Artificial Intelligence is the most talked-about topic, ensuing massive speculation on whether robots will rule the roost. A contemplation on the present scheme of things and of the days to come as this stream of science goes about redefining the relationship between humans and technology...
Artificial Intelligence (AI) is an unavoidable topic today triggering an ongoing media frenzy of coverage and the ensuing public concern that current jobs will be overtaken by robots. Taking a step back, it is useful to identify the AI becoming widespread today versus the AI of tomorrow and recognize the practical business and societal problems it solves.
Artificial Narrow Intelligence (also known as ANI or Weak AI) refers to systems programmed to do a single task, whether it’s playing chess, identifying early stages of a disease on an MRI scan or autonomously driving through an environment. While these tasks differ significantly in complexity and in advancements of AI techniques, they still fall under specific operational domains.
Artificial General Intelligence (AGI or Strong AI) is the machine equivalent of human intelligence where the AI is conscious, sentient and has emotions; this is typically the popular sci-fi representation of AI such as is in Ex-Machina, Her, iRobot and Westworld. There are more speculative levels of AI such as Artificial Super Intelligence, where the robot could outperform human intelligence in multiple domains and tasks, such as autonomously driving to a hospital to detect a patient’s disease and later defeat a human in chess.
Although AI research has progressed immensely in the last few years, there will likely be some time before there is an AGI breakthrough; AI researchers speculate it could happen in 10 years or take over 100 years.
AI Replaces Tasks, not Work
There is substantial misconception about automation and AI replacing a job’s task versus the job itself. As we know with ANI, a single task can be automated but people underestimate how many different and constantly changing tasks a typical worker experiences. McKinsey estimates that less then 5 percent of jobs consist of activities that are 100 percent automatable. The recurring theme is that increasing productivity through automating certain monotonous tasks creates net new jobs. For example, IDC forecasts that by 2023, 25 percent of leading retailers will have explored or deployed in-store robots to relieve human workers from repetitive tasks, thus increasing worker productivity by 40 percent. There will likely be some job displacement, but this can be solved by reskilling and upskilling programs improved by using innovative training tools such as augmented reality.
AI in Practice is Saving Lives Today
Advancements in complementary technologies such as cloud computing, sensors and processors is propelling AI research across industries unlocking use cases and solving problems once thought unsurmountable. Like most pieces of emerging technologies, the goal of AI is to solve actual challenges plaguing industries such as healthcare.

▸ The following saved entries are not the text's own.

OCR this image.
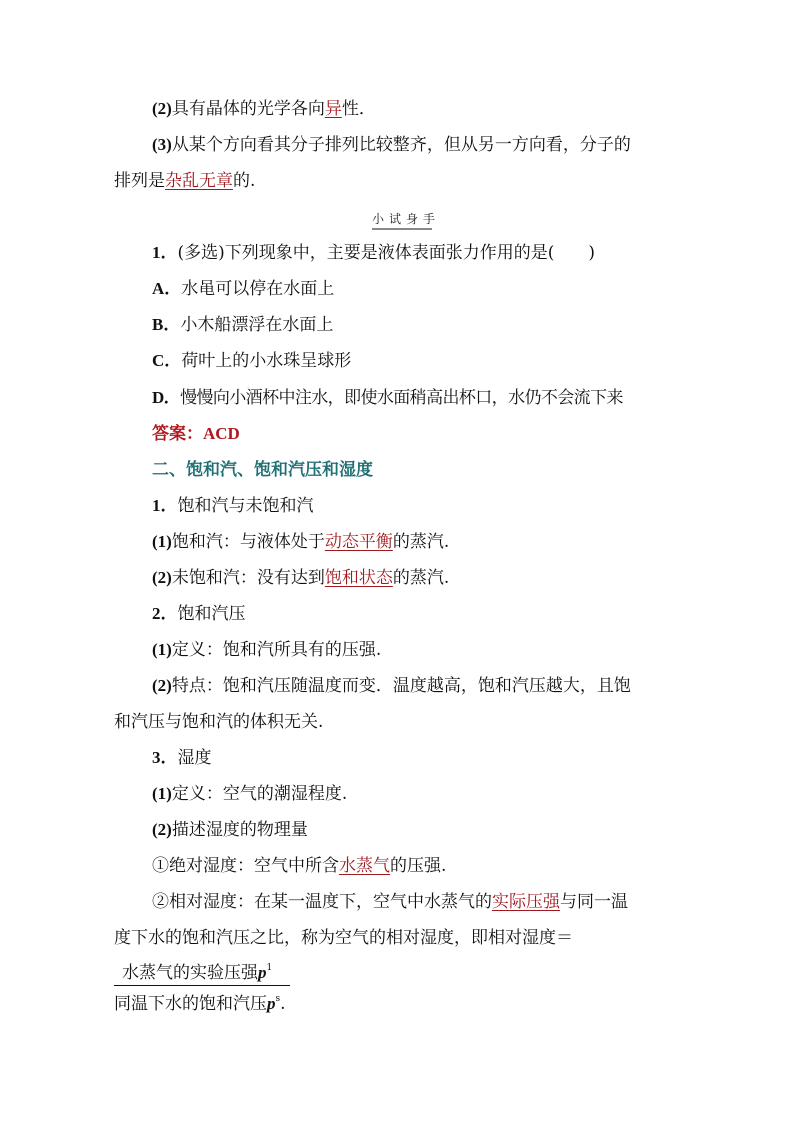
(2)具有晶体的光学各向异性．
(3)从某个方向看其分子排列比较整齐，但从另一方向看，分子的
排列是杂乱无章的.
小试身手
1．(多选)下列现象中，主要是液体表面张力作用的是(　　)
A．水黾可以停在水面上
B．小木船漂浮在水面上
C．荷叶上的小水珠呈球形
D．慢慢向小酒杯中注水，即使水面稍高出杯口，水仍不会流下来
答案：ACD
二、饱和汽、饱和汽压和湿度
1．饱和汽与未饱和汽
(1)饱和汽：与液体处于动态平衡的蒸汽.
(2)未饱和汽：没有达到饱和状态的蒸汽.
2．饱和汽压
(1)定义：饱和汽所具有的压强.
(2)特点：饱和汽压随温度而变．温度越高，饱和汽压越大，且饱
和汽压与饱和汽的体积无关.
3．湿度
(1)定义：空气的潮湿程度.
(2)描述湿度的物理量
①绝对湿度：空气中所含水蒸气的压强.
②相对湿度：在某一温度下，空气中水蒸气的实际压强与同一温
度下水的饱和汽压之比，称为空气的相对湿度，即相对湿度＝
水蒸气的实验压强$p^1$
同温下水的饱和汽压$p^s$.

In the healthcare industry, there is a global shortage of medical personnel and, even in developed countries such as the US, there is estimated to be a shortage of up to 120,000 physicians by 2030.
Through emerging deep learning techniques based on artificial neural networks, AI can scale doctors’ expertise to mitigate this skills gap as well as be a complementary tool to time-constrained medical professionals.
A deep-learning computer vision model called DeepGestalt was able to identify more than 215 genetic syndromes at 91 percent accuracy through its facial analysis framework. UC San Diego researchers used AI to analyze structured (health records, test results) and unstructured (hand-written notes) paediatric patient data to diagnose sinus infections at 95 percent accuracy, acute asthma with 97 percent accuracy, and mononucleosis at 90 percent accuracy.
AI saving lives does not take medical professionals out of the picture; Microsoft’s Healthcare Bot service is designed to streamline more straightforward customer service questions while only the complex issues reach a human counterpart, which optimizes time and improves interactions with patients.
There are several other AI applications across industries not directly saving lives, but still improving our safety. Striving to save lives in a different sense (94 percent of crashes are due to human error according to the National Highway Traffic Safety Administration (NHTSA), ANSYS is using simulation to train autonomous vehicles through virtual driving scenarios, which improves its self-driving AI algorithms without jeopardizing human safety. Rockwell Automation’s Project Sherlock is creating a safer environment and enabling operational efficiencies through an AI module reducing false-positive alarms for boiler, pumps and chillers in industrial settings.